When chasing causal relations between the mother’s blood glucose levels and adverse birth outcomes, we must use all our physiological and clinical expertise, and evaluate which variables to include in the accompanying regression models.
In contrast to the case of a prediction models, we cannot choose freely what variables to include in regression models used for the estimation of mechanistic effects and causal relations. Whereas a predictor may be any quantitative trait, explanatory variables must be part of the presumed causal chain, and we must specify main exposure, confounders, mediators and colliders. Also, unlike in the case of a prediction model, the mathematical equation should be fairly simple. There is little use in an inexplicable explanatory model.
To predict is not to explain
Regression analysis is a versatile statistical tool: so versatile it can be applied to fundamentally different analytical tasks. Whether the aim of the statistical analysis is to predict an outcome or to estimate presumed causal relations, we apply the same statistical regression models.
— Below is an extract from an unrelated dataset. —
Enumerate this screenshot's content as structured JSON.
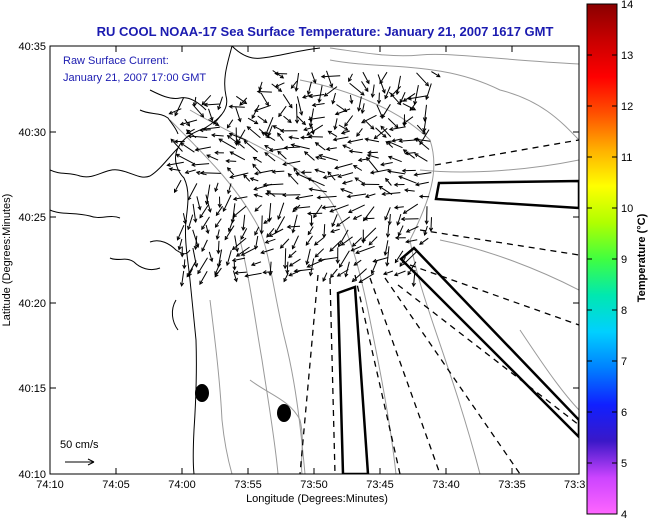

It is only the words we use that inform the readers – and ourselves – how far up the ladder of knowledge we are.
Medical researchers tend to use the word
predictor when referring to any independent variable in a statistical regression model. But this choice of words blurs the distinction between two fundamentally different approaches to medicine and health. There is a difference between an association and a causal relation. Knowing the numbers is not the same as knowing why. To predict is not to explain.